A new book helps universities and their faculty develop, market, and lead successful study abroad programs. Bill Holmes, Director of International Education at Campbellsville University, and Melanie McCallon, Associate Director for Education Abroad at Murray State University, are the authors. They discuss the challenges, opportunities for personal and professional advancement, university incentives and advancement, how to put it all together, faculty responsibilities, responsible study abroad seminar, the student-faculty relationship, fostering student learning abroad, the role of the study abroad office in faculty-led programs, and more.
Melanie and Bill conduct workshops for university and college faculty who take students abroad. Their participants are mostly faculty who teach at smaller institutions where there is little to no support for study abroad. These faculty are either managing individual programs in addition to their regular jobs or have been appointed to be a one-person study abroad operation. In their book, Melanie and Bill offer faculty and study abroad offices with insight, advice, and the necessary components of faculty training and preparation for traveling with students on study abroad programs. From idea to conception, Faculty-led 360 is a fantastic work and valuable contribution to the field.
——-Excerpt from Faculty-led360: Guide to Successful Study Abroad——-
Chapter One: Why Should I Do This?
Why do we take students abroad? Why should we take students abroad? Really, why should we? Why should universities support study abroad staff, insert international education into mission statements and strategic goals, and promote the idea of global citizenship? Why should faculty consider getting on a plane with 10 (or 50) students to teach a course abroad? What can students learn abroad that they can’t learn at home? It’s not hard to find a faculty leader who has been dealt a challenging program abroad—one fraught with lost luggage, delayed flights, and ill students. So, then, why keep going? Many of us have pondered these very questions and come back with the same answer: the reward is far greater than the sacrifice.
Assuming you have picked up this book, you probably don’t need to be convinced of why you should lead a study abroad program, but instead need some guidance on how. Spending time, then, convincing you to lead a study abroad program is beside the point. You have likely gone through the preliminary questions of why study abroad is important, why you should take students abroad, how to work it around your personal and family life, and how to take on the added professional responsibilities of leading a faculty-led program with or without support from your institution. However, it may not have occurred to you how leading study abroad programs can advance your career, profession, department, university, and individual students—hence, the reason for this chapter.

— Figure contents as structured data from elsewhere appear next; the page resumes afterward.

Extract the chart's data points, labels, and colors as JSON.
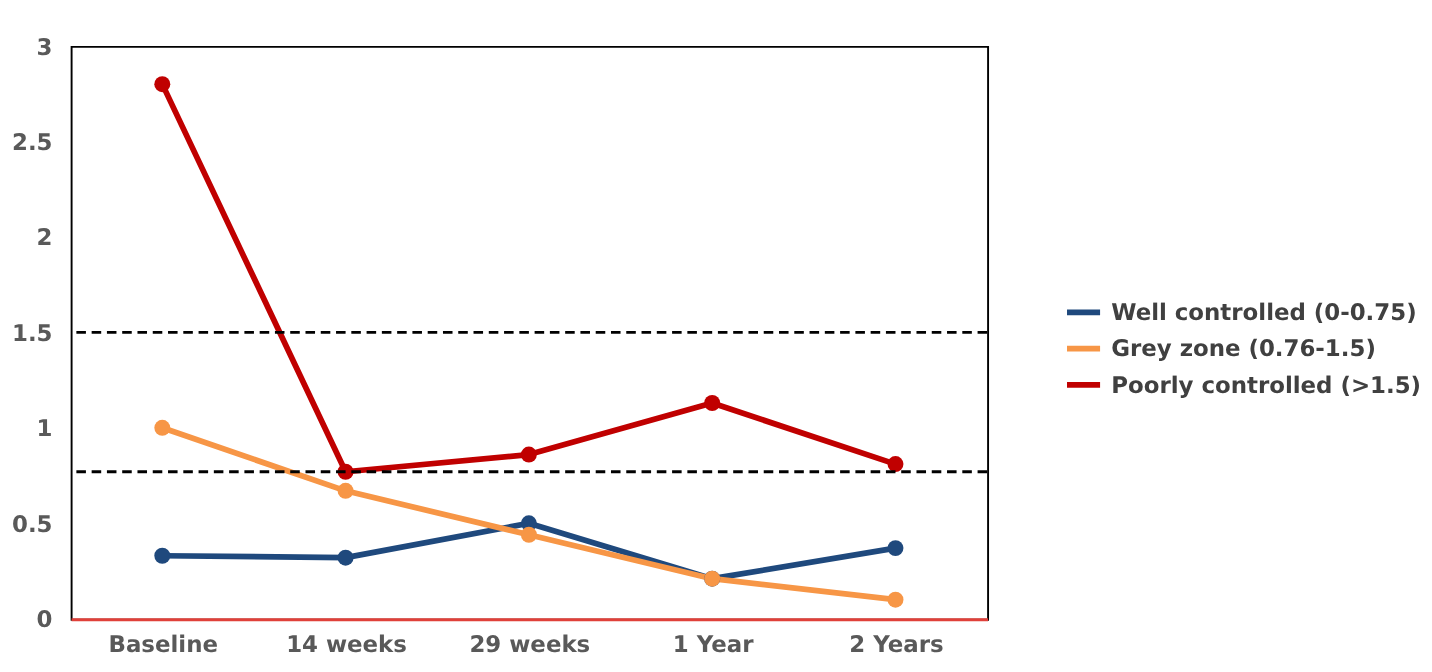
{
  "chart_data": {
    "type": "line",
    "categories": [
      "Baseline",
      "14 weeks",
      "29 weeks",
      "1 Year",
      "2 Years"
    ],
    "series": [
      {
        "name": "Well controlled (0-0.75)",
        "color": "#1f497d",
        "values": [
          0.33,
          0.32,
          0.5,
          0.21,
          0.37
        ]
      },
      {
        "name": "Grey zone (0.76-1.5)",
        "color": "#f79646",
        "values": [
          1.0,
          0.67,
          0.44,
          0.21,
          0.1
        ]
      },
      {
        "name": "Poorly controlled (>1.5)",
        "color": "#c00000",
        "values": [
          2.8,
          0.77,
          0.86,
          1.13,
          0.81
        ]
      }
    ],
    "ylim": [
      0,
      3
    ],
    "yticks": [
      0,
      0.5,
      1,
      1.5,
      2,
      2.5,
      3
    ],
    "ref_lines": [
      {
        "axis": "y",
        "value": 1.5,
        "color": "#000000",
        "line_style": "dashed"
      },
      {
        "axis": "y",
        "value": 0.77,
        "color": "#000000",
        "line_style": "dashed"
      }
    ],
    "marker": "circle",
    "line_style": "solid",
    "grid": false,
    "legend": "right"
  }
}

1.1 Study Abroad Challenges you as a Teacher
Teaching on a study abroad program develops your ability to be innovative and creative. Striking a balance between the academics of the structured classroom and the academics of experiential learning can be challenging, but worthwhile. On the home campus, you have your classroom. When you are abroad, you have the entire city, culture, people, and more. Whether or not you have actual meeting space, you are forced to think outside the box when formulating the next ‘lecture.’ The city becomes the classroom and you recognize teachable moments throughout the program. The experiential component of learning allows your students to have their hands on the culture and learn from a fresh perspective. Sitting in a US classroom looking at slides of Monet’s work is hardly the same as strolling through the Musee D’Orsay to see the real thing.
For the professor who is accustomed to classroom lecture, however, the study abroad format can be difficult to manage. How do you teach your students everything they need to know when so much time is spent on activities and excursions? Do you need to lecture for three hours each day beforehand? Well, do you? Think about it. How can you reconfigure your course, your syllabus, and even your teaching style to match what can be learned on-site without an accompanying lecture? What alternative learning can take place to augment your syllabus and traditional text?
Faculty-led study abroad is about challenging yourself to explore new teaching methods and learning styles. Not to worry, students participating in your program will find plenty of ways to discover and learn, and you will find yourself growing, too. You are with your students daily; you have greater flexibility to teach throughout the experience, and the group will read what you have assigned before they even get on the plane. In short, your students will step up to the plate to learn the material and will get more than a textbook out of your class.
There is nothing like being there…light bulbs turning on in students’ heads, and fireworks going off, when their academics and experience converge.
Continual inner-processing is vital to the study abroad experience. When teaching abroad, it becomes your responsibility to coach students through the ‘weird’ and into the ‘a-ha.’ You are challenged as the faculty leader to help students reflect on and compare the many differences they experience, but not necessarily to be a know-it-all. Admit what you do not know and commit to discovering together with your students. They will enjoy seeing your a-ha moments as much as you will enjoy seeing theirs.